Two proposals to start new businesses—one selling limited-edition, high-end sneakers and the other to start a food truck selling Greek food—won top honors in the third-annual Robert K. O’Brien ’58 Next Big Idea Contest on Friday, April 24. The winning proposals came from two of eight student groups that were competing for $5,000 in prize money.
“They all clearly put in a lot of work,” said Renee King ’12, owner and founder of Queen’s Cups bakery and one of contest’s four judges. “You can definitely see the passion they have, and that’s really necessary when you are starting a new business.”
The contest is named for, and financially supported by, alumnus Robert K. O’Brien ’58, who has a long and distinguished career in business and helped launch 10 companies employing more than 300 people. He and his late wife, Barbara Hickey O’Brien ’57, also established six student scholarships at Worcester State, resulting in more than 70 full-tuition awards to date.

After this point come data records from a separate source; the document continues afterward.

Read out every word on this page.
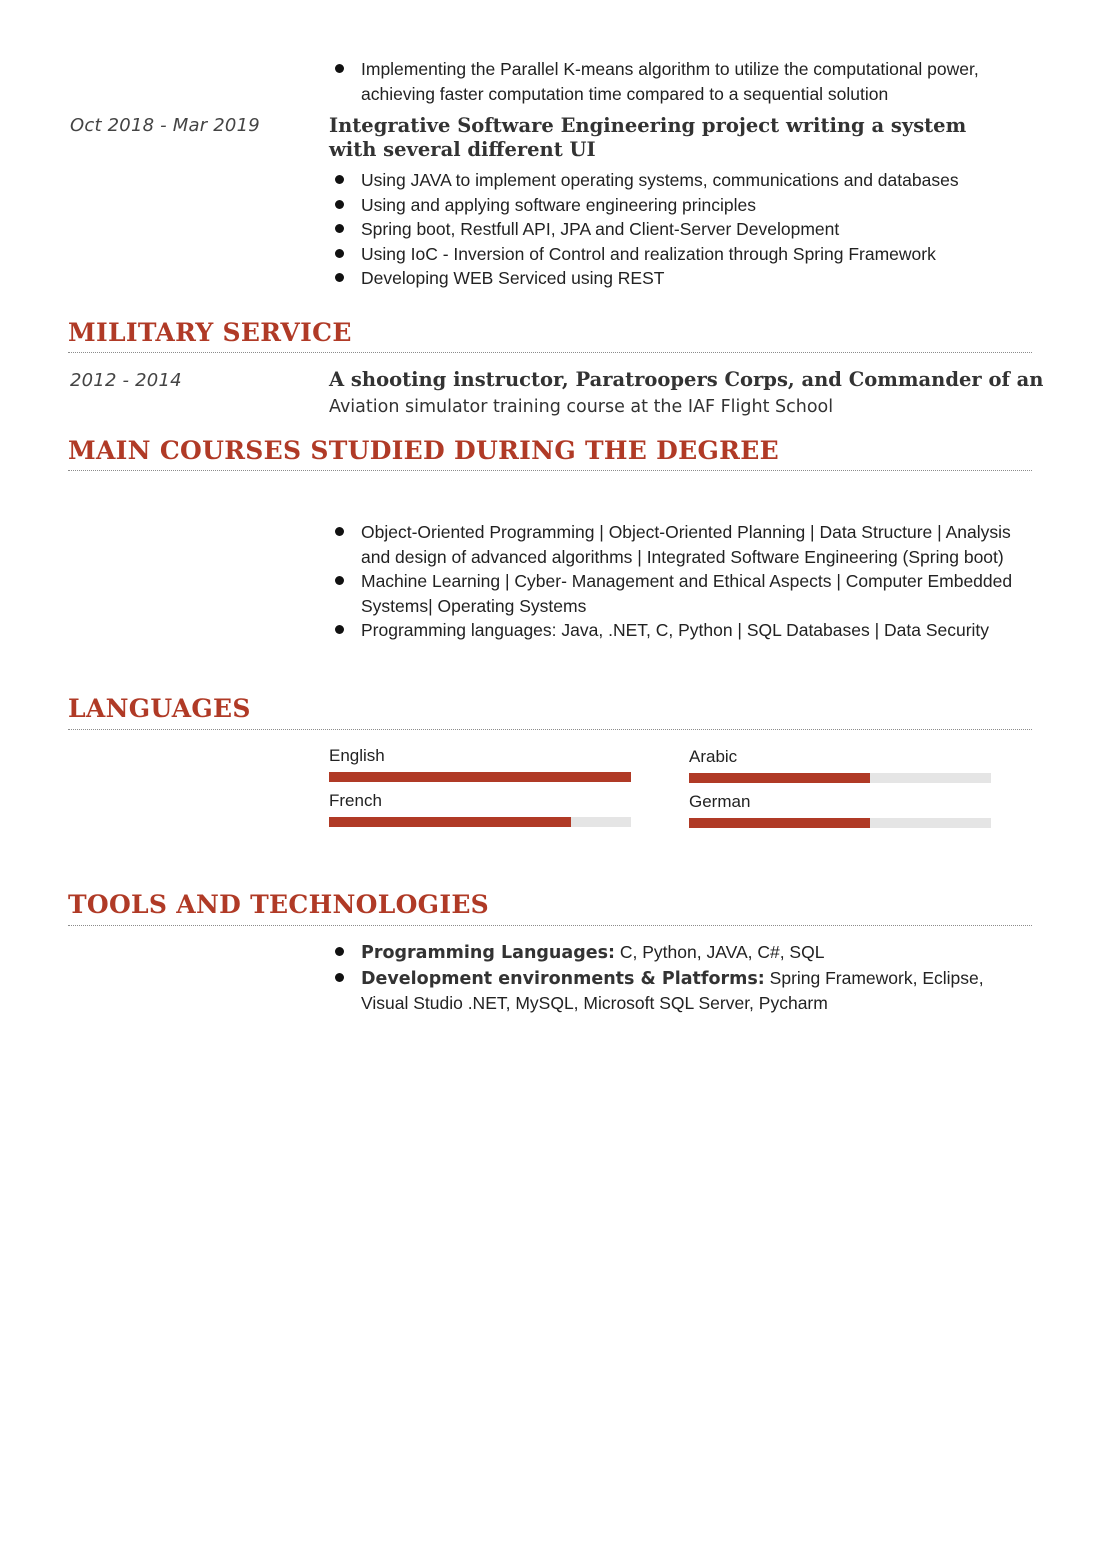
Implementing the Parallel K-means algorithm to utilize the computational power, achieving faster computation time compared to a sequential solution
Oct 2018 - Mar 2019	Integrative Software Engineering project writing a system with several different UI
Using JAVA to implement operating systems, communications and databases
Using and applying software engineering principles
Spring boot, Restfull API, JPA and Client-Server Development
Using IoC - Inversion of Control and realization through Spring Framework
Developing WEB Serviced using REST
MILITARY SERVICE
2012 - 2014	A shooting instructor, Paratroopers Corps, and Commander of an
Aviation simulator training course at the IAF Flight School
MAIN COURSES STUDIED DURING THE DEGREE
Object-Oriented Programming | Object-Oriented Planning | Data Structure | Analysis and design of advanced algorithms | Integrated Software Engineering (Spring boot)
Machine Learning | Cyber- Management and Ethical Aspects | Computer Embedded Systems| Operating Systems
Programming languages: Java, .NET, C, Python | SQL Databases | Data Security
LANGUAGES
English	Arabic
French	German
TOOLS AND TECHNOLOGIES
Programming Languages: C, Python, JAVA, C#, SQL
Development environments & Platforms: Spring Framework, Eclipse, Visual Studio .NET, MySQL, Microsoft SQL Server, Pycharm
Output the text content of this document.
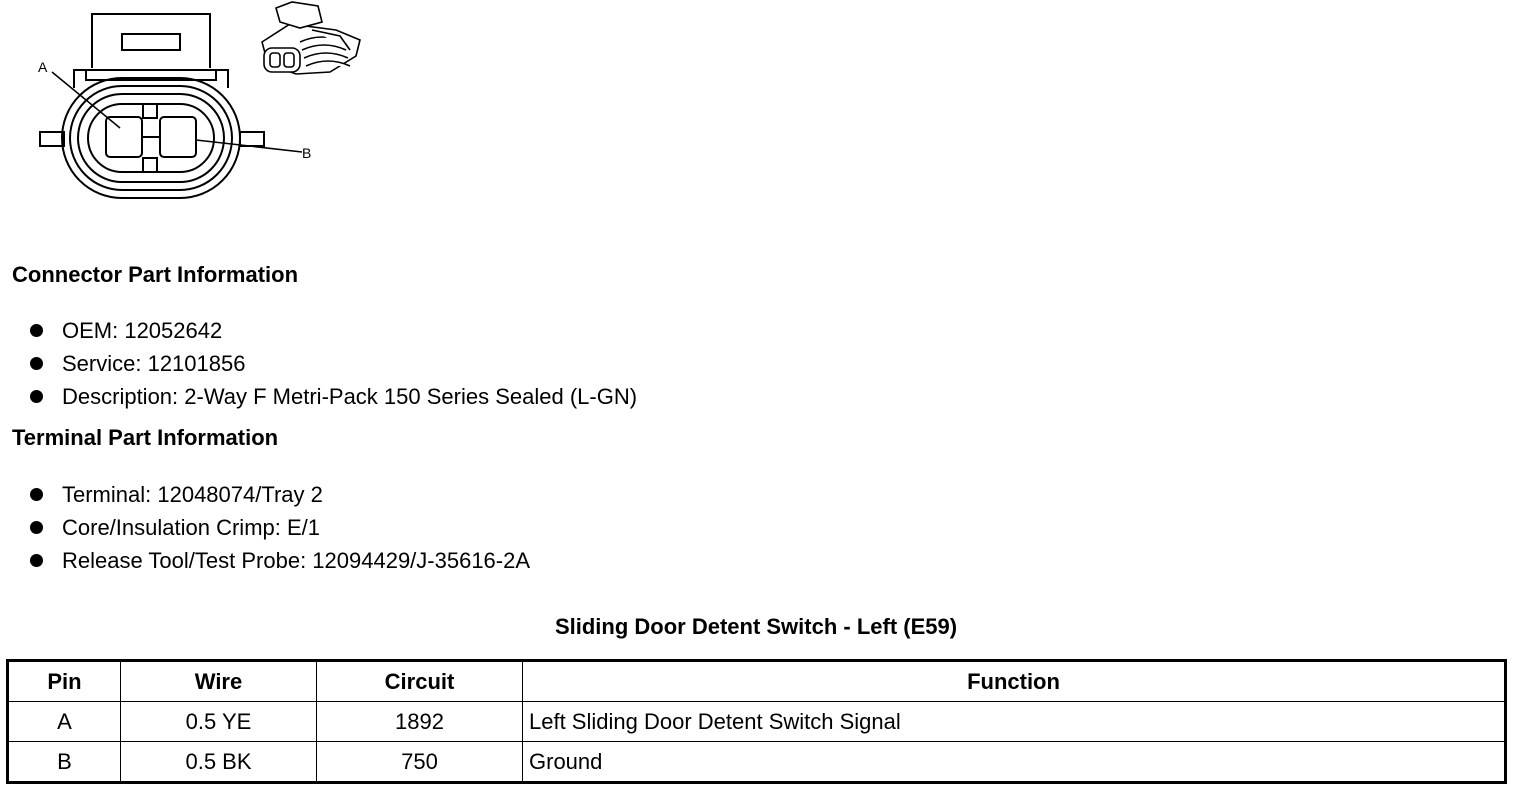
A
B
Connector Part Information
OEM: 12052642
Service: 12101856
Description: 2-Way F Metri-Pack 150 Series Sealed (L-GN)
Terminal Part Information
Terminal: 12048074/Tray 2
Core/Insulation Crimp: E/1
Release Tool/Test Probe: 12094429/J-35616-2A
Sliding Door Detent Switch - Left (E59)
Pin	Wire	Circuit	Function
A	0.5 YE	1892	Left Sliding Door Detent Switch Signal
B	0.5 BK	750	Ground
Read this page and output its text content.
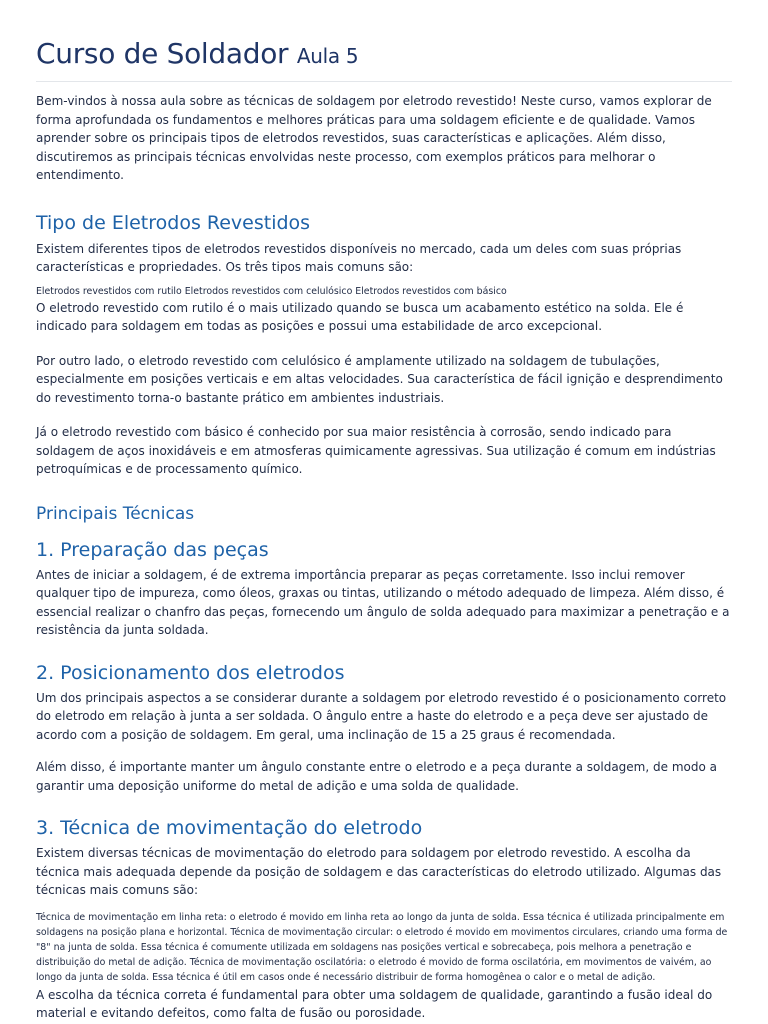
Curso de Soldador Aula 5

Bem-vindos à nossa aula sobre as técnicas de soldagem por eletrodo revestido! Neste curso, vamos explorar de forma aprofundada os fundamentos e melhores práticas para uma soldagem eficiente e de qualidade. Vamos aprender sobre os principais tipos de eletrodos revestidos, suas características e aplicações. Além disso, discutiremos as principais técnicas envolvidas neste processo, com exemplos práticos para melhorar o entendimento.

Tipo de Eletrodos Revestidos

Existem diferentes tipos de eletrodos revestidos disponíveis no mercado, cada um deles com suas próprias características e propriedades. Os três tipos mais comuns são:

Eletrodos revestidos com rutilo Eletrodos revestidos com celulósico Eletrodos revestidos com básico

O eletrodo revestido com rutilo é o mais utilizado quando se busca um acabamento estético na solda. Ele é indicado para soldagem em todas as posições e possui uma estabilidade de arco excepcional.

Por outro lado, o eletrodo revestido com celulósico é amplamente utilizado na soldagem de tubulações, especialmente em posições verticais e em altas velocidades. Sua característica de fácil ignição e desprendimento do revestimento torna-o bastante prático em ambientes industriais.

Já o eletrodo revestido com básico é conhecido por sua maior resistência à corrosão, sendo indicado para soldagem de aços inoxidáveis e em atmosferas quimicamente agressivas. Sua utilização é comum em indústrias petroquímicas e de processamento químico.

Principais Técnicas
1. Preparação das peças

Antes de iniciar a soldagem, é de extrema importância preparar as peças corretamente. Isso inclui remover qualquer tipo de impureza, como óleos, graxas ou tintas, utilizando o método adequado de limpeza. Além disso, é essencial realizar o chanfro das peças, fornecendo um ângulo de solda adequado para maximizar a penetração e a resistência da junta soldada.

2. Posicionamento dos eletrodos

Um dos principais aspectos a se considerar durante a soldagem por eletrodo revestido é o posicionamento correto do eletrodo em relação à junta a ser soldada. O ângulo entre a haste do eletrodo e a peça deve ser ajustado de acordo com a posição de soldagem. Em geral, uma inclinação de 15 a 25 graus é recomendada.

Além disso, é importante manter um ângulo constante entre o eletrodo e a peça durante a soldagem, de modo a garantir uma deposição uniforme do metal de adição e uma solda de qualidade.

3. Técnica de movimentação do eletrodo

Existem diversas técnicas de movimentação do eletrodo para soldagem por eletrodo revestido. A escolha da técnica mais adequada depende da posição de soldagem e das características do eletrodo utilizado. Algumas das técnicas mais comuns são:

Técnica de movimentação em linha reta: o eletrodo é movido em linha reta ao longo da junta de solda. Essa técnica é utilizada principalmente em soldagens na posição plana e horizontal. Técnica de movimentação circular: o eletrodo é movido em movimentos circulares, criando uma forma de "8" na junta de solda. Essa técnica é comumente utilizada em soldagens nas posições vertical e sobrecabeça, pois melhora a penetração e distribuição do metal de adição. Técnica de movimentação oscilatória: o eletrodo é movido de forma oscilatória, em movimentos de vaivém, ao longo da junta de solda. Essa técnica é útil em casos onde é necessário distribuir de forma homogênea o calor e o metal de adição.

A escolha da técnica correta é fundamental para obter uma soldagem de qualidade, garantindo a fusão ideal do material e evitando defeitos, como falta de fusão ou porosidade.
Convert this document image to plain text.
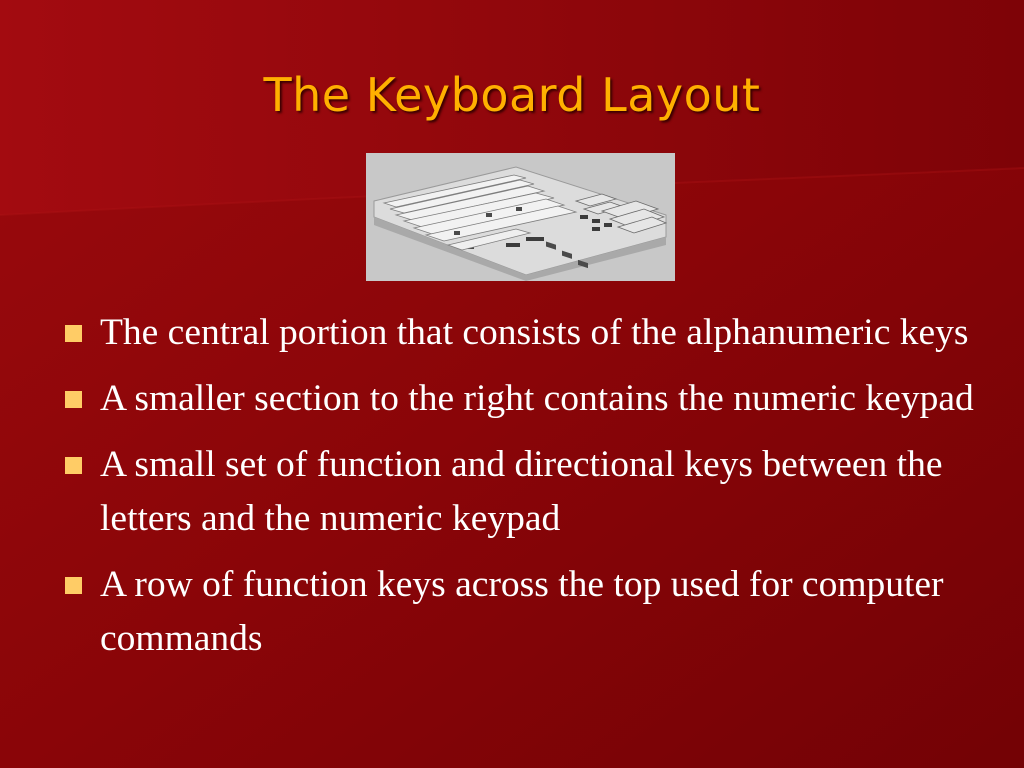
The Keyboard Layout
The central portion that consists of the alphanumeric keys
A smaller section to the right contains the numeric keypad
A small set of function and directional keys between the letters and the numeric keypad
A row of function keys across the top used for computer commands
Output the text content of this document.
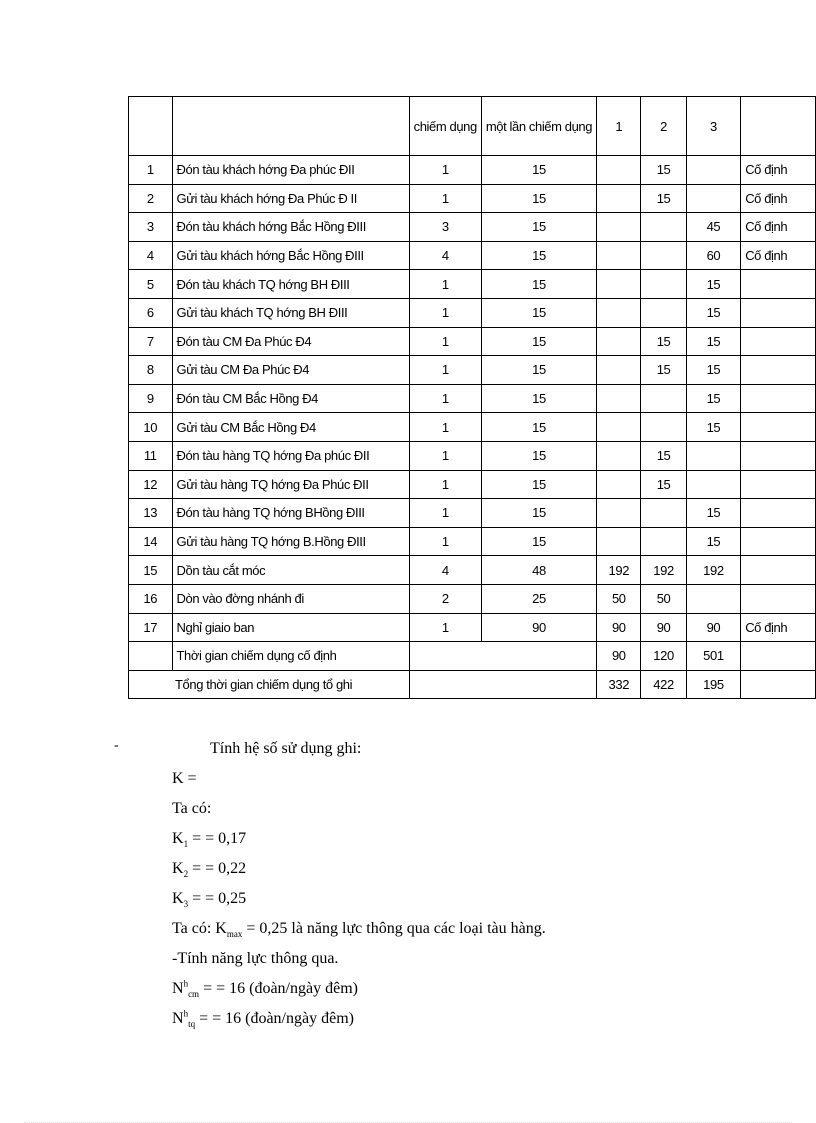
		chiếm dụng	một lần chiếm dụng	1	2	3	
1	Đón tàu khách hớng Đa phúc ĐII	1	15		15		Cố định
2	Gửi tàu khách hớng Đa Phúc Đ II	1	15		15		Cố định
3	Đón tàu khách hớng Bắc Hồng ĐIII	3	15			45	Cố định
4	Gửi tàu khách hớng Bắc Hồng ĐIII	4	15			60	Cố định
5	Đón tàu khách TQ hớng BH ĐIII	1	15			15	
6	Gửi tàu khách TQ hớng BH ĐIII	1	15			15	
7	Đón tàu CM Đa Phúc Đ4	1	15		15	15	
8	Gửi tàu CM Đa Phúc Đ4	1	15		15	15	
9	Đón tàu CM Bắc Hồng Đ4	1	15			15	
10	Gửi tàu CM Bắc Hồng Đ4	1	15			15	
11	Đón tàu hàng TQ hớng Đa phúc ĐII	1	15		15		
12	Gửi tàu hàng TQ hớng Đa Phúc ĐII	1	15		15		
13	Đón tàu hàng TQ hớng BHồng ĐIII	1	15			15	
14	Gửi tàu hàng TQ hớng B.Hồng ĐIII	1	15			15	
15	Dồn tàu cắt móc	4	48	192	192	192	
16	Dòn vào đờng nhánh đi	2	25	50	50		
17	Nghỉ giaio ban	1	90	90	90	90	Cố định
	Thời gian chiếm dụng cố định			90	120	501	
Tổng thời gian chiếm dụng tổ ghi				332	422	195	
-	Tính hệ số sử dụng ghi:
K =
Ta có:
$K_1$ = = 0,17
$K_2$ = = 0,22
$K_3$ = = 0,25
Ta có: $K_{max} = 0,25$ là năng lực thông qua các loại tàu hàng.
-Tính năng lực thông qua.
$N^h_{cm}$ = = 16 (đoàn/ngày đêm)
$N^h_{tq}$ = = 16 (đoàn/ngày đêm)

The winning team of Brenda Garcia, Diallo Frys, and Shannon Anderson proposed opening a store in Worcester that caters to an apparently underserved consumer group that collects limited-edition sneakers—sneakers that typically sell for more than $300. Garcia, who showed a few examples from her own extensive collection, said the city currently has no store that serves the needs of these collectors, who may camp out overnight to get first dibs on a new release.
The other winning team, consisting of Patrick McHugh, Nicholas Christy, Cornelius Dailey, and Derrick Acosta, wants to sell the most popular selections from Zorba’s Taverna, an established Greek restaurant in Webster Square, from their own food truck. Current city rules and regulations make operating a food truck difficult in Worcester, so they proposed locating the truck in Providence.
“I very much appreciate that they are two very different types of ideas and also well done in different ways,” said judge Dulcie Madden, CEO and a co-founder of Rest Devices.
The second-place team of Adam Siegel, Ryan Gallagher, and Evan Penney wants to create Campus Essentials, a business that delivers food, toiletries and other essentials to college students in Worcester. Earning third-place honors was the team of Kyle Grasso, Goktug Ibas, and Mark Lambert, who proposed creating an indoor soccer facility with synthetic turf to be used by recreational soccer leagues and clubs in the Amherst, Mass., area.
All eight teams gave oral presentations and submitted written proposals to a panel of judges that also included Craig Bovaird ’77, founder of Built-Rite Tool & Die, and Kevin O’Brien, a limited partner in Comprehensive Solutions Group, LLP, and Targeted English Language Solutions and who is also the son of contest creator Robert K. O’Brien.
Most of the students took the course “Small Business Management,” taught by Professors Miriam Plavin-Masterman and Elizabeth Siler, although it is not a requirement to enter the contest.
In addition to the cash prizes, winners will be formally recognized at the Academic Achievement Awards celebration on Monday, May 4, at 5:30 p.m. in Mechanics Hall.